Mediation was successful and that was when Frankston said to Deidre that he hadn’t realised the seriousness of her situation. When he asked how the Church could help her heal, Deidre laid out her compensation demands.

‘It’s very therapeutic to be able to write stuff down, so I’d like to write a book. So I’d like six months off work to write a book. I definitely need counselling. The way I’m feeling now, it might be for 10 years … I struggle with depression and anxiety and I said maybe do some tai chi. I believe that would help. And he said “Yes”. So that probably all came to about $120,000.’

It was all agreed. Deidre was told that the Church’s solicitors would follow up. ‘I walked away from there feeling okay. I thought “I can now get my life back. I’m going to be okay”.’

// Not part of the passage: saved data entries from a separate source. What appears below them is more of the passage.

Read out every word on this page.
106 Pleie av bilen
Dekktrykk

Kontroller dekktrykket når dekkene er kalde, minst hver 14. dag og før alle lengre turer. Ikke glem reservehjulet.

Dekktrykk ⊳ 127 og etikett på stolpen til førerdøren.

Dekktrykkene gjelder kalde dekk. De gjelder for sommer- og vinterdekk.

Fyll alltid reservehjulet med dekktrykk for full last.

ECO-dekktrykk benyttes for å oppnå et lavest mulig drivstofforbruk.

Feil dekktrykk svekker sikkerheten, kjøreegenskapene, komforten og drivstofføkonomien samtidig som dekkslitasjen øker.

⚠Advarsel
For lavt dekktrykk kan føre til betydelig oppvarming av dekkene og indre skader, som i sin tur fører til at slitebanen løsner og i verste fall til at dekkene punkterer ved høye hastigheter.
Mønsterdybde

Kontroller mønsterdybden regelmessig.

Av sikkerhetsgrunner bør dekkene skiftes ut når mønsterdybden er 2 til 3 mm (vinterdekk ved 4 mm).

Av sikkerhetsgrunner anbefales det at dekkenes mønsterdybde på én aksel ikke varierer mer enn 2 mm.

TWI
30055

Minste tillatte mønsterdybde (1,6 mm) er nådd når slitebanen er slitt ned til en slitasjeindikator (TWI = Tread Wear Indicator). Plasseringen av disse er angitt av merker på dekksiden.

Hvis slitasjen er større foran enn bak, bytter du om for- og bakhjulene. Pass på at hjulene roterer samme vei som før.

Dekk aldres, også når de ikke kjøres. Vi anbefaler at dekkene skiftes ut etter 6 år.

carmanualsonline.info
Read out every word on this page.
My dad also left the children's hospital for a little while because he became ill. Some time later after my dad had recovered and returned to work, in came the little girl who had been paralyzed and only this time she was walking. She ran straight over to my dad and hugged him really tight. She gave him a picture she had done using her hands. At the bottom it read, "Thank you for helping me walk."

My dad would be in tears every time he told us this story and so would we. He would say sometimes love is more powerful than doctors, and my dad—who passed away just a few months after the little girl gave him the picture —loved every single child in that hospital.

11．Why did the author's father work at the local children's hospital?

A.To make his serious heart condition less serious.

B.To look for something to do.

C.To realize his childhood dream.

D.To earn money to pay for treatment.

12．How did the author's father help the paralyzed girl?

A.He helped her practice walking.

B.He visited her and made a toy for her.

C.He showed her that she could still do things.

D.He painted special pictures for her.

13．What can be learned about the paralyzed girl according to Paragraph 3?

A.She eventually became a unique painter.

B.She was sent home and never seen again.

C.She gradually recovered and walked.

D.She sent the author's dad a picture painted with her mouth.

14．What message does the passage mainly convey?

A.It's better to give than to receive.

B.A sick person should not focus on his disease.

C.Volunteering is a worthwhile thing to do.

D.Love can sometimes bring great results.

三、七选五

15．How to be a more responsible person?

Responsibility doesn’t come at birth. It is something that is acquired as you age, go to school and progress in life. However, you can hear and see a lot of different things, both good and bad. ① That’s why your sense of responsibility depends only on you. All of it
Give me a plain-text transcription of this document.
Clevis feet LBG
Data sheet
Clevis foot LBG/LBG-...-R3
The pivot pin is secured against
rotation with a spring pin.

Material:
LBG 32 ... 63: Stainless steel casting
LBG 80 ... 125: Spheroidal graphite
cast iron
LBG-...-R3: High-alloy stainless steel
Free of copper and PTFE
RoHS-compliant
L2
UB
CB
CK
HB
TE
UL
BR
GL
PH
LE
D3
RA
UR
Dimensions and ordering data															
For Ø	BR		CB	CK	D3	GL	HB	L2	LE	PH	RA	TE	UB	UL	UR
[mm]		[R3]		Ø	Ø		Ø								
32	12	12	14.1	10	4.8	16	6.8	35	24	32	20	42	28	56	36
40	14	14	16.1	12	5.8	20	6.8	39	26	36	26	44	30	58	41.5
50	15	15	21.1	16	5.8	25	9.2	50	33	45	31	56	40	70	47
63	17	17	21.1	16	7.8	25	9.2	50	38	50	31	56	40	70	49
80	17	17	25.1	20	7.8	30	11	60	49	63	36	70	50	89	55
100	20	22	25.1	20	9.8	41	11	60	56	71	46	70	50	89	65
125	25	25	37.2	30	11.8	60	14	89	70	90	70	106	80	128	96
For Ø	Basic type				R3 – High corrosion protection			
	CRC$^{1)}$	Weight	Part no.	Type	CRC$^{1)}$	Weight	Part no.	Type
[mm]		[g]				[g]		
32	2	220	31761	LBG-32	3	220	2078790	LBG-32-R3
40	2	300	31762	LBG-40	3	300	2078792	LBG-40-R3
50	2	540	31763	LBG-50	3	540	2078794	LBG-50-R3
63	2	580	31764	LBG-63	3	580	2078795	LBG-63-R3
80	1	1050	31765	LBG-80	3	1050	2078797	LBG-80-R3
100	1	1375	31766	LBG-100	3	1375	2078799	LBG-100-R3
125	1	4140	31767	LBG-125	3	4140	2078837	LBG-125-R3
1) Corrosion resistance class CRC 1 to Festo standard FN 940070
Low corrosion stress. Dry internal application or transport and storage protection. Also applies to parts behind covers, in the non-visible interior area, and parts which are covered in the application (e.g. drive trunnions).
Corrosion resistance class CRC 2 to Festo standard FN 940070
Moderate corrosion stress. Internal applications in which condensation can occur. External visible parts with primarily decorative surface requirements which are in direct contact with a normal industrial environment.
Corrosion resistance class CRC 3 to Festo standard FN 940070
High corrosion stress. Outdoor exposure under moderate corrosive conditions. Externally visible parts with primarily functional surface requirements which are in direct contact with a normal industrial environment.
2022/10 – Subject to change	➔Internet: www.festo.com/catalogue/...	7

Later, however, Deidre’s lawyers told her the Church was playing ‘hard ball’ and the compensation was in doubt. ‘Every legal person I’ve spoken to has said, “You don’t trust the Catholic Church. At all. Not at all”. And I’m finding that to be so.’

After not hearing from the Church’s lawyers Deidre felt she had no option but to ‘go down the civil path’.

She was required to go for psychiatric assessments. ‘They’ve put it back to me … It’s like we’re the guilty ones all the way. Like, I’m doing all the hard yards still … Then we have to have mediation again. This is how it works.’ Deidre is frustrated at being held in ‘total control’ of this ‘blinking system’ and how costly it all is, when the Church could have just given her the agreed amount.

‘What do I do? Do I walk away? I can’t walk away because I’m not healed. I’m not healed. Not at all … Maybe never be, but it’s got to be better than what it is now.’

The diocese offered Deidre $40,000 in compensation which she has rejected as that wouldn’t even cover counselling costs. Her claim is still unresolved.

As Deidre said in her written statement, ‘I have lost my faith, which was historically a huge part of my life. I have also lost my trust in the Church because I felt that it protected the offender, but did nothing to protect the victims. I still hold that view today’.

Ross spoke passionately about his ex-wife’s loss of faith. ‘It cut her in half. She needed it to be a Catholic. She needed to go to church – for strength. And when we found out what happened to Andrew. Zzzt! She’s cut off at the guts!’